Data culled from new computerized systems installed in taxis reveals that despite the recession, the number of cab rides each day in NYC is on the rise. Cabs carried approximately 478,000 in February, an all-time high since the Taxi and Limousine Commission started using the electronic trip sheets. In recent years, the old-fashioned taxi meters had registered between 400,000 to 450,000 cab rides a day in New York.

Last month riders paid with a credit card for one out of every five trips, and TLC chairman Matthew Daus says payments with plastic have been keeping the taxi industry afloat, because corporations that used to hire black cars for their employees are telling them to instead take cabs and charge it on the company card. Downside: the black car business is down at least 30 percent.

Some drivers were shocked to hear that the taxi business was booming; 45-year-old hack Mohamed Hillman tells the Times, "It can’t be possible," and Syed Shah, a driver for 15 years, says he used to take home $150 a day after expenses. Now he usually takes home $90. Bhairavi Desai, the head of the New York Taxi Workers Alliance, explains that the recession has pushed more people to drive cabs, so there are more taxis on the road splitting up the pie.

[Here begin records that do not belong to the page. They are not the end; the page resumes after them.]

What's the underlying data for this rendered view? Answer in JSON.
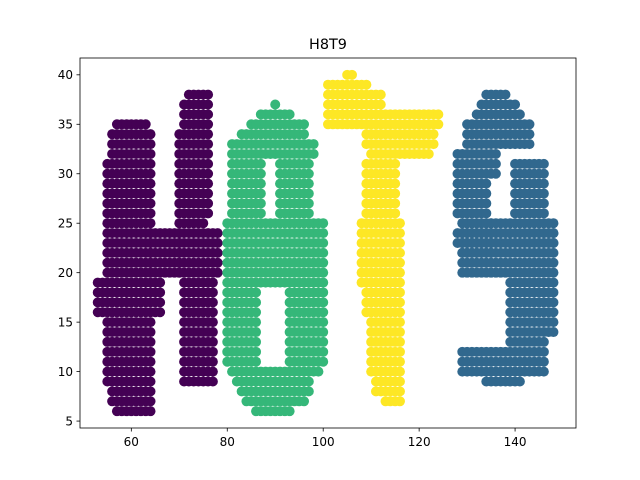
{
  "chart_data": {
    "type": "scatter",
    "title": "H8T9",
    "xlabel": "",
    "ylabel": "",
    "xlim": [
      49.3,
      152.7
    ],
    "ylim": [
      4.3,
      41.7
    ],
    "xticks": [
      60,
      80,
      100,
      120,
      140
    ],
    "yticks": [
      5,
      10,
      15,
      20,
      25,
      30,
      35,
      40
    ],
    "grid": false,
    "legend": "none",
    "series": [
      {
        "letter": "H",
        "color": "#440154",
        "rects": [
          [
            57,
            64,
            6,
            6
          ],
          [
            56,
            64,
            7,
            8
          ],
          [
            55,
            64,
            9,
            15
          ],
          [
            53,
            66,
            16,
            19
          ],
          [
            55,
            64,
            20,
            31
          ],
          [
            56,
            64,
            32,
            34
          ],
          [
            57,
            63,
            35,
            35
          ],
          [
            64,
            70,
            20,
            24
          ],
          [
            70,
            75,
            25,
            25
          ],
          [
            71,
            77,
            9,
            19
          ],
          [
            70,
            78,
            20,
            24
          ],
          [
            70,
            76,
            26,
            34
          ],
          [
            71,
            76,
            35,
            37
          ],
          [
            72,
            76,
            38,
            38
          ]
        ]
      },
      {
        "letter": "8",
        "color": "#35b779",
        "rects": [
          [
            86,
            93,
            6,
            6
          ],
          [
            84,
            96,
            7,
            7
          ],
          [
            83,
            97,
            8,
            8
          ],
          [
            82,
            97,
            9,
            9
          ],
          [
            81,
            99,
            10,
            10
          ],
          [
            80,
            86,
            11,
            18
          ],
          [
            93,
            100,
            11,
            18
          ],
          [
            80,
            100,
            19,
            25
          ],
          [
            81,
            87,
            26,
            31
          ],
          [
            91,
            97,
            26,
            31
          ],
          [
            81,
            98,
            32,
            33
          ],
          [
            83,
            96,
            34,
            34
          ],
          [
            85,
            96,
            35,
            35
          ],
          [
            87,
            93,
            36,
            36
          ],
          [
            90,
            90,
            37,
            37
          ]
        ]
      },
      {
        "letter": "T",
        "color": "#fde725",
        "rects": [
          [
            105,
            106,
            40,
            40
          ],
          [
            101,
            109,
            39,
            39
          ],
          [
            101,
            112,
            37,
            38
          ],
          [
            101,
            124,
            35,
            36
          ],
          [
            109,
            123,
            33,
            34
          ],
          [
            110,
            122,
            32,
            32
          ],
          [
            109,
            115,
            26,
            31
          ],
          [
            108,
            116,
            19,
            25
          ],
          [
            109,
            116,
            16,
            18
          ],
          [
            110,
            116,
            10,
            15
          ],
          [
            111,
            116,
            8,
            9
          ],
          [
            113,
            116,
            7,
            7
          ]
        ]
      },
      {
        "letter": "9",
        "color": "#31688e",
        "rects": [
          [
            134,
            138,
            38,
            38
          ],
          [
            133,
            140,
            37,
            37
          ],
          [
            132,
            141,
            36,
            36
          ],
          [
            130,
            143,
            33,
            35
          ],
          [
            128,
            136,
            30,
            32
          ],
          [
            128,
            134,
            26,
            29
          ],
          [
            140,
            146,
            26,
            31
          ],
          [
            129,
            135,
            22,
            25
          ],
          [
            129,
            148,
            20,
            25
          ],
          [
            128,
            148,
            23,
            24
          ],
          [
            139,
            148,
            14,
            19
          ],
          [
            139,
            146,
            13,
            13
          ],
          [
            129,
            146,
            10,
            12
          ],
          [
            134,
            141,
            9,
            9
          ]
        ]
      }
    ]
  }
}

Indeed, Daus confirms there are more than 47,000 people licensed to drive taxicabs, a record number; in recent years the number of licensed cabbies had been between 37,000 and 40,000. But Daus insisted wages were steady at $14 to $16 an hour after expenses. All in all, it's an informative read, and the electronic tip sheet reveals a number of fun facts—for instance, most drivers actually work about nine and a half hours a day, which is in contrast to the 11 or 12 hour days cabbies often claim to spend behind the wheel.